Effect of surface tension on the measurement of surface energy components of asphalt binders using the Wilhelmy Plate Method

•Present configurations of the Wilhelmy Plate Test with the curved liquid surface.•Develop models for the variation of the immersed length due to surface curvature.•Identify significant variations in contact angles distinctly different from 90°.•Quantify variations in surface energies when considering the curve liquid surface.

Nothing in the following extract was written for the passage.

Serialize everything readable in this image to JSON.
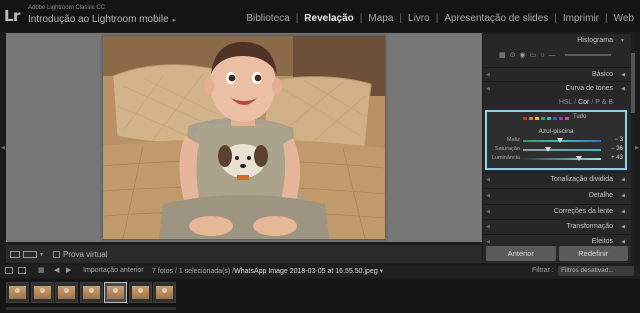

The Wilhelmy Plate Method has been widely used to determine the surface energy components of asphalt binders. When performing the Wilhelmy Plate Test, the distance from the liquid surface to the bottom of the asphalt-coated plate, h′, is usually taken as the immersed length of the plate. However, the actual immersed length of the test sample is different from h′ as long as the contact angle is not 90° because of the curved liquid surface due to surface tension at the air–liquid interface.This paper investigates the effect of the curved liquid surface on the contact angle measurements and on the corresponding surface energy components in the Wilhelmy Plate Test. Mathematical models were developed for the variation of the immersed length of the test samples when the contact angle is obtuse, right and acute, respectively. The Wilhelmy Plate Test was performed on two asphalt binders to determine the contact angles with and without considering the curved liquid surface. The cohesive bond energies of the two asphalt binders were therefore evaluated, as well as the adhesive bond energy between each asphalt and a type of gravel aggregates selected from the literature. The measurements and analysis showed that considering the curved liquid surface led to significant variations in: (1) contact angles much larger or much smaller than 90°; (2) most surface energy components calculated based on the contact angles; and (3) half of the cohesive bond energy components.This study refines the Wilhelmy Plate Method for its application to asphalt binders. The data analysis protocol newly developed in this paper has the capability of determining the contact angles and surface energy components more accurately with considering the curved liquid surface due surface tension at the air–liquid surface.